Personalized Medicine in the Field of Inflammatory Skin Disorders

Skin inflammation is associated with a wide range of conditions which represent major health issues worldwide. Skin and mucosal surfaces represent the primary interface between the human body and the environment, susceptible to numerous factors whose action results in diseases produced by chemical substances, mechanical trauma, microbial agents, radiation, etc. Inflammation, a complex network of interactions between soluble molecules and cells, represents the main modality of the skin’s response to injuries. Numerous studies have revealed close links between chronic inflammation, oxidative stress, and carcinogenesis. Chronic inflammation induces the activation of various cell types and an increase in the production of reactive oxygen species, promoting the initiation of a malignant process.
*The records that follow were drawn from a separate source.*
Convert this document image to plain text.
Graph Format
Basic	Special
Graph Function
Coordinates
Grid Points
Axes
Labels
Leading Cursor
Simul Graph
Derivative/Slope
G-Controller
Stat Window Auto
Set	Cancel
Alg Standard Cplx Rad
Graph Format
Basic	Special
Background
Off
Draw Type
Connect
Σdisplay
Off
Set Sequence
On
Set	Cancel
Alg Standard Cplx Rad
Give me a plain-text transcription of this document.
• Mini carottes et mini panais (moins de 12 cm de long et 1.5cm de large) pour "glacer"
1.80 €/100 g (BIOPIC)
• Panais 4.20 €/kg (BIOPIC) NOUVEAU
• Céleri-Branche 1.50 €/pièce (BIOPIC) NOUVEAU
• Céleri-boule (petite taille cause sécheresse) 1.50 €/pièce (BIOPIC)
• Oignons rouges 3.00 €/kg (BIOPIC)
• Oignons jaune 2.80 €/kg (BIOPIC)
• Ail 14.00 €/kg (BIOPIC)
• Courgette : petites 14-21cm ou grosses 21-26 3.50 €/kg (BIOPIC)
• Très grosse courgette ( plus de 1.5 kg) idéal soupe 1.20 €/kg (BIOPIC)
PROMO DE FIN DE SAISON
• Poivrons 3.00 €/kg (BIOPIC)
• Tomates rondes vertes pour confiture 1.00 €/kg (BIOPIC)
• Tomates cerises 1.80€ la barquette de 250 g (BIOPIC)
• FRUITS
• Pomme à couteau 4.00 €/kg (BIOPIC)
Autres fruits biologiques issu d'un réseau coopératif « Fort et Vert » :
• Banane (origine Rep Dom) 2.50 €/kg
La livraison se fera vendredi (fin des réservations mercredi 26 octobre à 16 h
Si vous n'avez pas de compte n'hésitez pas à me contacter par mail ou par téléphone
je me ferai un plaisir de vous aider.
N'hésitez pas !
Identifying specific biomarkers is essential for understanding molecular mechanisms and developing therapies appropriate to the patient’s characteristics.Personalized medicine is an emerging field of medicine that has the potential to predict which therapy will be safe and efficacious for specific patients using an individual’s genetic profile to guide decisions regarding the diagnosis, treatment, as well as prevention of disease. This book gathers articles that present recent advancements in research involving the mechanisms that underlie the development of inflammatory skin disorders, skin and mucosal inflammation in general

Regulation of circadian clock genes by UVB radiation and vitamin D : a pilot study in human epidermal keratinocytes during different stages of skin photocarcinogenicity.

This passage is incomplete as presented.